So, OK, let’s pretend to turn back the clock and discuss what the Co-operative Bank could have done differently.
More broadly, let’s discuss how a large cooperative organisation that finds itself undercapitalised, for whatever reason, can access the capital it needs in ways which don’t put at risk the key cooperative principle of delivering benefits for members rather than for investors.
It would have been nice to think that other cooperative banks and financial institutions around the world could have stepped in and joined the Co-operative Group as co-shareholders in the Bank. It didn’t happen, although I understand that the Bank’s then Chair Paul Flowers did have early discussions with major coop banks in both Europe and North America. For whatever reason, no deals were done and instead the hedge funds came storming in.
But there’s a more fundamental reason why this didn’t happen, and that’s because the international cooperative movement hasn’t really developed yet the sophisticated financial instruments which would enable coops with capital to invest to be able to put their money into coops which need capital – or for that matter how institutional investors such as pensions funds could also invest easily in coops.
The good news is that the International Co-operative Alliance is now taking a serious interest in this issue. There was an excellent session at the ICA’s Cape Town conference this morning to launch what the organisation is calling its ‘Blue Riband’ commission, specifically to address issues of capital for coops. The Commission’s Chair Kathy Bardswick (CEO of Canadian insurers The Co-operators) led the discussion, claiming that every coop at some stage of its life needs to find business capital. “How do we ensure that there is reliable and available capital without having to jeopardise the concept of member control?” she asked. She admitted that at the moment there are more questions than answers.

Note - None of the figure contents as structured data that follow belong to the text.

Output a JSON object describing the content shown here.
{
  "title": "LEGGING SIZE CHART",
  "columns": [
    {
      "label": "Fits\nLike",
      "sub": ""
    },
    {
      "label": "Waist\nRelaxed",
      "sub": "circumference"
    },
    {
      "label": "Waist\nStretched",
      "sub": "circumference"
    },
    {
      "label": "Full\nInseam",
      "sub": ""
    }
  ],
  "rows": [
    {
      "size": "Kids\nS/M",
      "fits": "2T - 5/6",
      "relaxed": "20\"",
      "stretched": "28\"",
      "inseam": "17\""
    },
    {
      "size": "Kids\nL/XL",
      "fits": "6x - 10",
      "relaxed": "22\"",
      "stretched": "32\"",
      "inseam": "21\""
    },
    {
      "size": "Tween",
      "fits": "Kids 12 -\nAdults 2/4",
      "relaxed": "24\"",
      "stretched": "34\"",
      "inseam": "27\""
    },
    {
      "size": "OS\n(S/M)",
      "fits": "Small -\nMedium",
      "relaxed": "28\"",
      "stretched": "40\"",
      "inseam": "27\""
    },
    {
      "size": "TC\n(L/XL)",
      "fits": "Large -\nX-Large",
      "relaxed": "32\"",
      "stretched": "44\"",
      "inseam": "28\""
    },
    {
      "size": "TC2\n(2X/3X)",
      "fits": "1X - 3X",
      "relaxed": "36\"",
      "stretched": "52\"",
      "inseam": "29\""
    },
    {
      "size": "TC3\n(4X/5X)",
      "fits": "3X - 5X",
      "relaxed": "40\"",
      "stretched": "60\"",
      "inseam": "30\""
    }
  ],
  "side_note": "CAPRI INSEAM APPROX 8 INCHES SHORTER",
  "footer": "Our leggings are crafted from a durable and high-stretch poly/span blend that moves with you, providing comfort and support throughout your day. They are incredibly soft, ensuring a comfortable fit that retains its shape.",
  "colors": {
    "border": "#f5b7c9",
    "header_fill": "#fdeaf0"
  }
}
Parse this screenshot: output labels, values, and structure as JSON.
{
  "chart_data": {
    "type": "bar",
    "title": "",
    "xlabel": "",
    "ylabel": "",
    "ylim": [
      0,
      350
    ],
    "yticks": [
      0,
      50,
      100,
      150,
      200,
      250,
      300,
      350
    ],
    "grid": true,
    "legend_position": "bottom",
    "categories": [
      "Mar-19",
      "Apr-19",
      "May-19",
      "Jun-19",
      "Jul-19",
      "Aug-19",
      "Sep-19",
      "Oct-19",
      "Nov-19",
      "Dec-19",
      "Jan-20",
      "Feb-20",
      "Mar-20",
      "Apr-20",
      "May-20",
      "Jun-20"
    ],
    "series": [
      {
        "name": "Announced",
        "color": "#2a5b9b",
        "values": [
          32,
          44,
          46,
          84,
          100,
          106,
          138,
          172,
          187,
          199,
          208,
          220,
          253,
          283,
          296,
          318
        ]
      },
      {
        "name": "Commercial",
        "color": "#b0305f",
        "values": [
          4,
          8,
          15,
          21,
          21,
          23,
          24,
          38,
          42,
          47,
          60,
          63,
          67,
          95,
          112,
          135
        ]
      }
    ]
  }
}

She has some of the best global cooperative talent working with her on the Commission: Tan Suee Chieh of the Singapore cooperative confederation NTUC Enterprise, Bill Cheney of the US credit union organisation CUNA, Arnold Kuijpers the Director for Corporate Affairs of Dutch coop Rabobank and Monique Leroux of Desjardins (Canada). But Kathy Bardswick also called on the broader cooperative movement to feed in their questions, ideas and suggestions. Already I gather that Co-ops UK may be interested in supporting some serious work in the UK around cooperative capital, revisiting perhaps some of the early research which led to the book Co-operative Capital ten years ago, which you’ll find on my website.
The Co-op Bank disaster has surely taught us of the urgency of this issue – but also of the need to address this internationally, rather than at national level. It is too late to save our own Co-op Bank, but not too late to develop innovative capital solutions which could yet ensure that other cooperative institutions don’t end up demutualising.
I have only one question: why the name ‘Blue Riband’ for this Commission? Wasn’t Blue Riband a type of chocolate bar?